I have written all of this, my story, from the Staircars State Hospital library. Our library has a wonderful collection of books on psychosis, one of my favourite being The Identification and Diagnosis of Delusional Psychosis.
Delusional parasitosis was first described by the French dermatologist George Thibierge in 1894. Before 1946, the condition was known by a variety of names, including acarophobia, dermatophobia and parasitophobia. Patients are convinced they are infected by parasitic creatures which only they can see. When doctors do not confirm the presence of parasites the patient can become violent and may have to be restrained. Doctors have been murdered by their patients. Prospects of recovery are good if the condition is correctly diagnosed as a psychotic condition and not a dermatological one and with modern drug and psychological techniques most patients can recover.

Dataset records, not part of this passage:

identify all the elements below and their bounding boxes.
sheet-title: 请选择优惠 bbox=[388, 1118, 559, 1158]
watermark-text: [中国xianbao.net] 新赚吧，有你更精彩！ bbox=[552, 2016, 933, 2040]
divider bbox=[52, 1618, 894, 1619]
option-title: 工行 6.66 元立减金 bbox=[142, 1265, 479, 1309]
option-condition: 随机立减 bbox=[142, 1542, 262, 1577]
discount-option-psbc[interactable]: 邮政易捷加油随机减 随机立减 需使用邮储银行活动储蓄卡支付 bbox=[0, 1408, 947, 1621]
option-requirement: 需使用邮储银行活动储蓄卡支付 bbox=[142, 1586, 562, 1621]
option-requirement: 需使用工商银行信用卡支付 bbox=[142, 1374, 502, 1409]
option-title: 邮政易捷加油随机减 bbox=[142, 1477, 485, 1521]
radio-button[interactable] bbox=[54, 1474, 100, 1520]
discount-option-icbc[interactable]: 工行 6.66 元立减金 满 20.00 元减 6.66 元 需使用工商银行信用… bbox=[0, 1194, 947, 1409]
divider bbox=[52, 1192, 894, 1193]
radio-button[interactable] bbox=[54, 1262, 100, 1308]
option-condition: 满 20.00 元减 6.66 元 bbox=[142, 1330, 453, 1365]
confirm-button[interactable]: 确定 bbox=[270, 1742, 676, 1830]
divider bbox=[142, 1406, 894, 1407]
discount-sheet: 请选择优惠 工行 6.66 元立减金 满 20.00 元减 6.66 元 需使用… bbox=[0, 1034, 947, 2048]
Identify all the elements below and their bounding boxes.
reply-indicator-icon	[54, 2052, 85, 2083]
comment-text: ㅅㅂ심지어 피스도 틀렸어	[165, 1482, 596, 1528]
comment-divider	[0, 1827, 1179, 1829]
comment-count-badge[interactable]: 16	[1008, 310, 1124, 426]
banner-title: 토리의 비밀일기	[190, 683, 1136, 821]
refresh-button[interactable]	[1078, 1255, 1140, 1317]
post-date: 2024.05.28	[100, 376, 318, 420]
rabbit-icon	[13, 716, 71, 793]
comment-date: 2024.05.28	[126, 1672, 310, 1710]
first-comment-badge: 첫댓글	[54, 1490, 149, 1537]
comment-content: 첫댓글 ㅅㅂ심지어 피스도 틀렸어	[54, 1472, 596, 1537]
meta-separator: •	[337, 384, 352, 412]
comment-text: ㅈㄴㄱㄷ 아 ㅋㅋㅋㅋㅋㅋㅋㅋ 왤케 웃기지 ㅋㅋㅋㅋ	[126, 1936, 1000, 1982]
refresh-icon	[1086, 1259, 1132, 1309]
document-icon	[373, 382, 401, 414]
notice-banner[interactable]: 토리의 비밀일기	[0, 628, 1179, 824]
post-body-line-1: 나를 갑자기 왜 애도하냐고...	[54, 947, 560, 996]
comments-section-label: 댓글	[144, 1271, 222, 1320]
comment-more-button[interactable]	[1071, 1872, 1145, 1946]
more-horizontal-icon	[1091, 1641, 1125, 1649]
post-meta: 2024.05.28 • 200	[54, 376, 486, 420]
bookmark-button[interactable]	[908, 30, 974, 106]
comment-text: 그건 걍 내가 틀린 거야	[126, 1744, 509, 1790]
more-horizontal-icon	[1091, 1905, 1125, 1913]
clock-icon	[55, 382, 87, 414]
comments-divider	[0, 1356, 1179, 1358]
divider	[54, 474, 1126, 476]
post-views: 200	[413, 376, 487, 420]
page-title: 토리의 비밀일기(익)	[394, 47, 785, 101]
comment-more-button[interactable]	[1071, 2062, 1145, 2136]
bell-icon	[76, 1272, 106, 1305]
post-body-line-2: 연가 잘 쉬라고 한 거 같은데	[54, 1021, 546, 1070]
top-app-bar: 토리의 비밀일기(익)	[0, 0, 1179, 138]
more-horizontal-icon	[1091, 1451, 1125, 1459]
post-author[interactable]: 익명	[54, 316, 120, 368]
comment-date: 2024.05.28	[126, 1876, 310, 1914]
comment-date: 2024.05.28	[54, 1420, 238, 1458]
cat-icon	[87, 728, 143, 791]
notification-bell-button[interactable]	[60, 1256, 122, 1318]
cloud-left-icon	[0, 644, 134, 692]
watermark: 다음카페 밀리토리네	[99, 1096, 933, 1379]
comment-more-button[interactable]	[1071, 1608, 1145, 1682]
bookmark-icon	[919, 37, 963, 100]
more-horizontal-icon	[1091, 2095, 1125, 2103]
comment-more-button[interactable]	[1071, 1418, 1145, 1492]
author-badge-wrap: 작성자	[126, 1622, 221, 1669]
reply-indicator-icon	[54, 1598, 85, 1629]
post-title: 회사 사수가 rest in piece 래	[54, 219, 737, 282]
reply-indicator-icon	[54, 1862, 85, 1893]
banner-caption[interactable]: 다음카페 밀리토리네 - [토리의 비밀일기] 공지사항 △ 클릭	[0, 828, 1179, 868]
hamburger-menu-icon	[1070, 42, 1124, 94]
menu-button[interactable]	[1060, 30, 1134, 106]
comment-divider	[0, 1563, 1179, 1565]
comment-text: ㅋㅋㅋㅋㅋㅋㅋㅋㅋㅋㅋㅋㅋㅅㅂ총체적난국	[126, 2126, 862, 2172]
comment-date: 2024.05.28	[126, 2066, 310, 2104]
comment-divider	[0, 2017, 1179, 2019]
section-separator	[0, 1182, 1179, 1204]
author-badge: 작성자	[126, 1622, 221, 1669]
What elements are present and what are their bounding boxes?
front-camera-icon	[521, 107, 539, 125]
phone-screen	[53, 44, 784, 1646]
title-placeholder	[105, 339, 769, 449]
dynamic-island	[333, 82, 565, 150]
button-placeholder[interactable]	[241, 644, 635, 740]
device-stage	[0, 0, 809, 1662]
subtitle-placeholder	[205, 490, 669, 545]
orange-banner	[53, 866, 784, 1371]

They expect that eventually I will make a recovery of sorts. But I’ll never be released. Not after what I did. At my trial they said I strangled my doctor at a follow-up visit one morning, and stuffed her mouth with some kind of white sticky dust, then rampaged through the Edinburgh Library stabbing the Head librarian and a policemen before I was overpowered. But what none of them understand - the doctor, the police, the judge - they simply don't understand - it wasn't me.